Beginning with the end in mind
– the retirement speech or letter as a means of teaching professionalism
For many years PRIME has used an exercise at the end of trainer training or whole person medicine courses, that involves inviting participants to write a letter that they would like to receive from their students/trainees/patients on their retirement. This ‘reflecting forwards’ exercise helps learners to articulate and personally own the values they want to express throughout their professional lives as medical practitioners and teachers, so encouraging them to put them into practice in their real working situation.
A recent article in Academic Medicine 1 provided some research evidence for the effectiveness of this kind of exercise, based on the responses of internal medicine residents in North America. The Interns composed remarks that might be used to introduce them at their own retirement ceremony following a career in medicine. This "career eulogies" exercise was introduced to groups of six interns during the first third of the internship year as part of a two-week curriculum focused on professional development. Two investigators independently coded the written introductions, identifying emergent themes through content analysis. Of the 19 interns in an internal medicine residency program (2012-13), 17 participated in the exercise. Six themes emerged from the data: aligning behaviours with core values, achieving excellence in medicine, changing the world and giving back, valuing teamwork and relationships, realising work-life balance, and appreciating a career in medicine. The authors say that these themes correlate with accepted published definitions of professionalism in medicine. The aim of teaching these is to transform a theoretical concept into an internalised and actualised identity. Many trainees struggle with professionalism in the abstract, particularly when instruction methods are didactic and disconnected from personal experience.

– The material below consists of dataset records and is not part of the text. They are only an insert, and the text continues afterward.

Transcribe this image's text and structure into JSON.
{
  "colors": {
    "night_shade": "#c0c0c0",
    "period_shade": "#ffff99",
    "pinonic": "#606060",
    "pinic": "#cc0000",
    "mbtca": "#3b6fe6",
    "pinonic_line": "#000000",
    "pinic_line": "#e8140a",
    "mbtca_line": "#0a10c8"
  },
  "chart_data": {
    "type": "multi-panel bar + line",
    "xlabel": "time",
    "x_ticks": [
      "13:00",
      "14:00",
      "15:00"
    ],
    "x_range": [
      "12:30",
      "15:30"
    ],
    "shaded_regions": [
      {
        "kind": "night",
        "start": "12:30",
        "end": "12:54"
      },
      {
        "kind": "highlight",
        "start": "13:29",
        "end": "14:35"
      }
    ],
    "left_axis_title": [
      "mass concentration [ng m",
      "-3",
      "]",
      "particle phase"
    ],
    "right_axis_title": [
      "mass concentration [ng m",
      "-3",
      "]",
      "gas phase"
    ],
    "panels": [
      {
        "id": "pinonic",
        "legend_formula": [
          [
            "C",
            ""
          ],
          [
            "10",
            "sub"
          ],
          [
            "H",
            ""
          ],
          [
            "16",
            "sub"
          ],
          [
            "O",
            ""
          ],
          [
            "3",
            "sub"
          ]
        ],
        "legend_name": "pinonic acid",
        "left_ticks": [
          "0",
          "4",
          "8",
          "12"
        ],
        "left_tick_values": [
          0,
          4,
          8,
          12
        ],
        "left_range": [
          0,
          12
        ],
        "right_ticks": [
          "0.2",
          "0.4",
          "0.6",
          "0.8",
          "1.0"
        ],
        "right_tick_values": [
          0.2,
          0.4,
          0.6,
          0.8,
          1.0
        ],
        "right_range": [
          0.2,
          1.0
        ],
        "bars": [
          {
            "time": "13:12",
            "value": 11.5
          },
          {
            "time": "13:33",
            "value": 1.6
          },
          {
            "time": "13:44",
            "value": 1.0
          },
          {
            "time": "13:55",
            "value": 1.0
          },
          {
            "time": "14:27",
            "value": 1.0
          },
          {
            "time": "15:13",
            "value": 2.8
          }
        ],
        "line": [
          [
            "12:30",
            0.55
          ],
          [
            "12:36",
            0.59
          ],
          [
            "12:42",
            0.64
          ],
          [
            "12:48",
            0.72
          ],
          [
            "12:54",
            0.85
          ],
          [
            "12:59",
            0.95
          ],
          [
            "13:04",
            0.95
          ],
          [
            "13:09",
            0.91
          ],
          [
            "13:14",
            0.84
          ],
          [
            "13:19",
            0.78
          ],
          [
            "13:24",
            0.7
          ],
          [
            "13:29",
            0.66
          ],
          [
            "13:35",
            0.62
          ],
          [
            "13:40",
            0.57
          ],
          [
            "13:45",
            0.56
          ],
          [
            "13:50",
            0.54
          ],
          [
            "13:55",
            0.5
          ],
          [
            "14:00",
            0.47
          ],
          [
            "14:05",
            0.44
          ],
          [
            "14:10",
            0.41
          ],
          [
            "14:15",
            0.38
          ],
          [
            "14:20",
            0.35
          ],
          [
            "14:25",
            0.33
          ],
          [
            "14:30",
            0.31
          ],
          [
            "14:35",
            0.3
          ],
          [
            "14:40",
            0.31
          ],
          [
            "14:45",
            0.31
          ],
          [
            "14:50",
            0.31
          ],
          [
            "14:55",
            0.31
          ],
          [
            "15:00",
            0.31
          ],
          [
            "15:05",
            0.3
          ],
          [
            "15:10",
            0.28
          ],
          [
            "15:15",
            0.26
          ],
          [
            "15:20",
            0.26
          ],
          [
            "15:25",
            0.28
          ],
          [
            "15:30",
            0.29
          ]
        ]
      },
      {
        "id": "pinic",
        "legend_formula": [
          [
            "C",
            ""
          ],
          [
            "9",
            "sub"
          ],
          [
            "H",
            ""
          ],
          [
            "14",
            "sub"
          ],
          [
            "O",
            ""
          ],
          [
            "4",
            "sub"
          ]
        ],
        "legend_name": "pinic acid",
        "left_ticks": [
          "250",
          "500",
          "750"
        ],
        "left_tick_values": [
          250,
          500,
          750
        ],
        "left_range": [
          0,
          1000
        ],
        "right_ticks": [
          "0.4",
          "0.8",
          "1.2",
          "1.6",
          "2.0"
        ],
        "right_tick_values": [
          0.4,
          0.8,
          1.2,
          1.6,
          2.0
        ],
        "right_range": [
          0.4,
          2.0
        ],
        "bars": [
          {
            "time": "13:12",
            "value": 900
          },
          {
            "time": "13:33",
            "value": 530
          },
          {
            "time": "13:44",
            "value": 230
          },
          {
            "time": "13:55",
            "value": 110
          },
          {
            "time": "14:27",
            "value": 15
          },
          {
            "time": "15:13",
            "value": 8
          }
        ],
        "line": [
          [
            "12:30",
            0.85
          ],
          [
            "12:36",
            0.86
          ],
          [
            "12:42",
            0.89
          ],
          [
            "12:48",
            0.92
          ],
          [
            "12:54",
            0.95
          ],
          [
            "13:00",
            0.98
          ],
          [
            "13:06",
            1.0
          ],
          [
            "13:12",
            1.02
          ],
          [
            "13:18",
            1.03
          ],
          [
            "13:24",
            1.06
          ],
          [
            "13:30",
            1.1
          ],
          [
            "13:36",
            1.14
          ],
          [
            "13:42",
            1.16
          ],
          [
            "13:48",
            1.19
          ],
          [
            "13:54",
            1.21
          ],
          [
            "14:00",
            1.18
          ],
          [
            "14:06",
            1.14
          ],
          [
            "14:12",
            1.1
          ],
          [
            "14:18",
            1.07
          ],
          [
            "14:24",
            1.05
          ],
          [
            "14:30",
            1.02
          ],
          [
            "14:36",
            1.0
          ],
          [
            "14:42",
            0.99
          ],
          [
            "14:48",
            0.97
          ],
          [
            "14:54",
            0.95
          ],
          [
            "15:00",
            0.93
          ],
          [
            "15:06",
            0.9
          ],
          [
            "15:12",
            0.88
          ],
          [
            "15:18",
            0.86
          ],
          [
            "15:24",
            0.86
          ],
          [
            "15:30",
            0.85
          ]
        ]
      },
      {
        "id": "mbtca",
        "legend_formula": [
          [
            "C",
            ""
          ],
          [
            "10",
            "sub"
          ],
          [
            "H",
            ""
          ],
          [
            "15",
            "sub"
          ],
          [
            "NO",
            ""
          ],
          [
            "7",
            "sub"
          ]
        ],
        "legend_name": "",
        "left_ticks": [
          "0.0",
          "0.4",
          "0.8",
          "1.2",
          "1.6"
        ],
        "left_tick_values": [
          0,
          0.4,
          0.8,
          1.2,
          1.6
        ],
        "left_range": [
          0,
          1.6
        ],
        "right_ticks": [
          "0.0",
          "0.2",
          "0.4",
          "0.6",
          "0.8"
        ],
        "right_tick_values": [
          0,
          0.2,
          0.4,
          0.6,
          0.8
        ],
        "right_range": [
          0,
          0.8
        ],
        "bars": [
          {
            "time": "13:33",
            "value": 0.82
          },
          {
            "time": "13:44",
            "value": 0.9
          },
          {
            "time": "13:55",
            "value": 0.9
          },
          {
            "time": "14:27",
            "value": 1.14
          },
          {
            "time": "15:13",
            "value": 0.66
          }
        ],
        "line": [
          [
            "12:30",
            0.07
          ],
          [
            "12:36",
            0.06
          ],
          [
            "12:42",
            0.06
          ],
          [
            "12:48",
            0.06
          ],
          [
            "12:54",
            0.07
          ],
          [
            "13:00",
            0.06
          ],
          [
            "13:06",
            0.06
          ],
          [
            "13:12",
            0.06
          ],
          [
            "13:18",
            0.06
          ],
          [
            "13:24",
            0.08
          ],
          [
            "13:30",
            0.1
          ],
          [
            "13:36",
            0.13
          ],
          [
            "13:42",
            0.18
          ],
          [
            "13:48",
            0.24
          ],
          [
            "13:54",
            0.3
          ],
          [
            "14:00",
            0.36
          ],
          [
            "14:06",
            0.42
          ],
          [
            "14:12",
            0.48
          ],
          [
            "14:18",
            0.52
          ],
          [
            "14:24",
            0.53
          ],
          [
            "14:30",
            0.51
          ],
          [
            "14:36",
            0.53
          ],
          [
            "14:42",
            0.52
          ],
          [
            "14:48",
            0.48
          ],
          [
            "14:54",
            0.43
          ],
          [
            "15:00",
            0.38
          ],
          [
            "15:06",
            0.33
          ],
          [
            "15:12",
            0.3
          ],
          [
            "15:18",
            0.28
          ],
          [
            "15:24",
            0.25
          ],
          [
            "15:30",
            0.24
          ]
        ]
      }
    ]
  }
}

The authors conclude by saying that the personal reflections produced through this exercise allow physicians to begin to formulate their professional self-conception. Extensions of this work might include linking such forms of critical reflection to individualised learning plans and updating the statements over time. Further research on "reflecting forward" may determine its impact as a complement to traditional narrative reflection.
It is interesting to note that Jesus often used similar techniques in His teaching, telling stories in which the listeners could easily identify themselves as possible participants, and getting them to reflect on which actions they recognise as being in line with God’s values.
Why not get your students to write a letter they would like to receive on retirement – it should generate a fruitful discussion about which values are key to being an effective, compassionate, patient-centred clinician, and what their expression looks like in everyday practice.